A NEW drug which has been praised by a leading North- East cancer specialist has been turned down by the NHS medicines watchdog.

However, cancer specialists in the North-East will still be able to prescribe the drug to patients by using the Government’s Interim Cancer Drugs Fund.

Last night, drug makers Roche expressed their disappointment after the NHS medicines watchdog – the National Institute for Health and Clinical Excellence (Nice) – ruled against making a drug called Avastin available to women because of concerns about its value for money.

Nice’s decision not to recommend Avastin for patients with advanced breast cancer means that it will not be generally available on the NHS.

But a decision by the North of England Cancer Drug Approvals Group (NECDAG) to back the drug means patients in the North-East can receive the £20,000-a-year drug free.

Last night, Dr Mark Verrill, consultant medical oncologist at the Newcastle Hospitals NHS Foundation Trust, and a member of the NECDAG, said: “Avastin undoubtedly adds to the benefit of conventional chemotherapy for women with metastatic breast cancer.

“There is no doubt that it increases the chance of the tumour shrinking compared to chemotherapy on its own.”

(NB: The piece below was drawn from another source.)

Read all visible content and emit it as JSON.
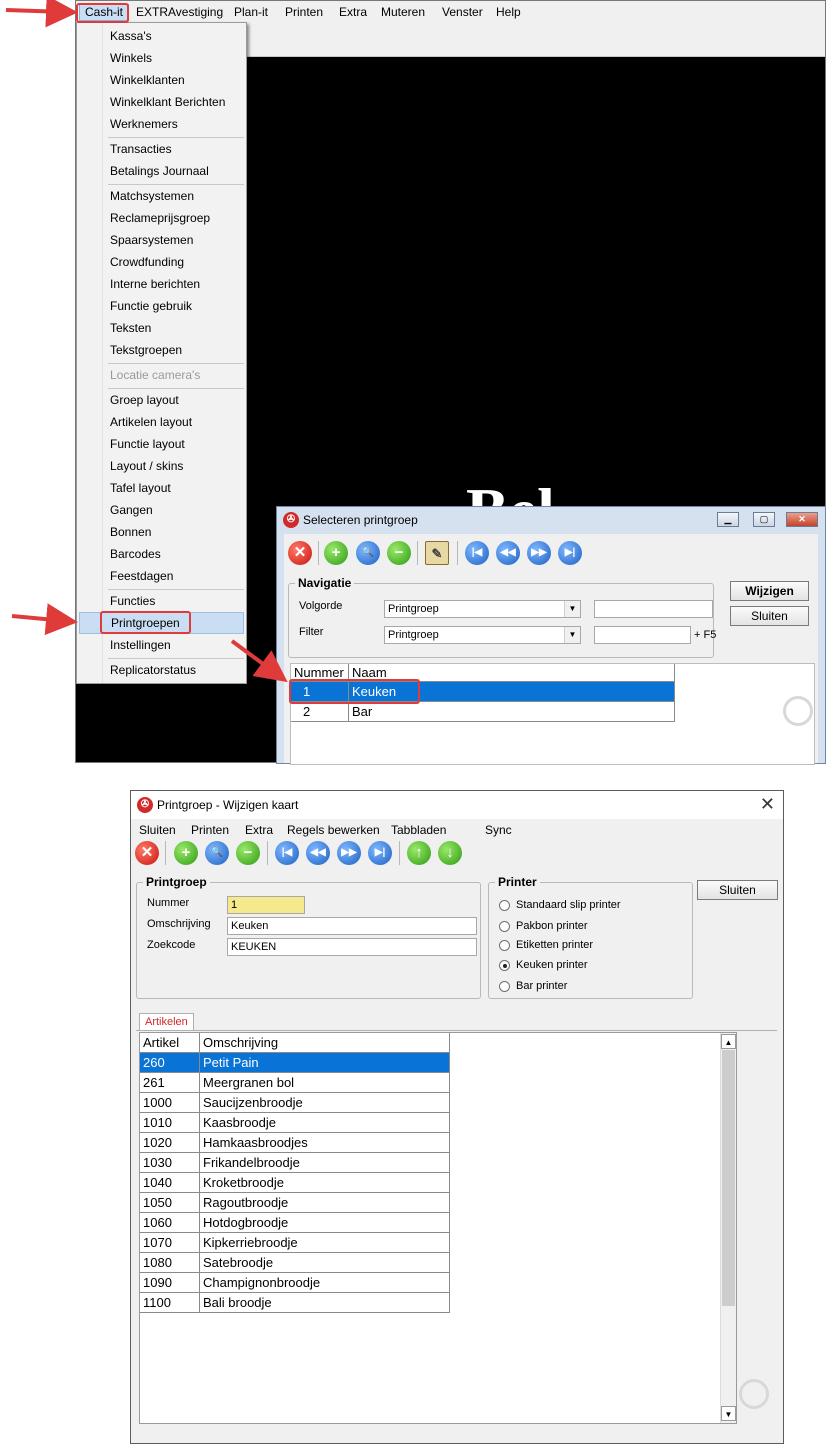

Dr Verrill said the latest analysis of drug trials using Avastin presented at a European conference showed that the drug increased life expectancy in patients with advanced breast cancer. Roche says it can extend life by an average of 5.6 months.

Dr Verrill said: “In clinical practice, this is a group of patients with notoriously poor outcomes, limited treatment options and so the greatest unmet need.

“In the North-East of England, I am pleased that Avastin for these women is one of the indications for which Interim Cancer Drugs Fund money has been allocated.”

Avastin is also on the list of approved drugs in Yorkshire and the Humber, but it is subject to more conditions than in the North-East. Cancer specialists in the North-East can prescribe Avastin to women with advanced breast cancer and women who are postmenopausal.

The drug is available to their colleagues in North Yorkshire for advanced breast cancer, but they cannot prescribe Avastin to women who are post-menopausal.

A spokeswoman for Roche said a North-South divide had opened up, with women in the North able to get Avastin via the Government’s Interim Cancer Drugs Fund, but women in the South denied access because of the Nice ruling.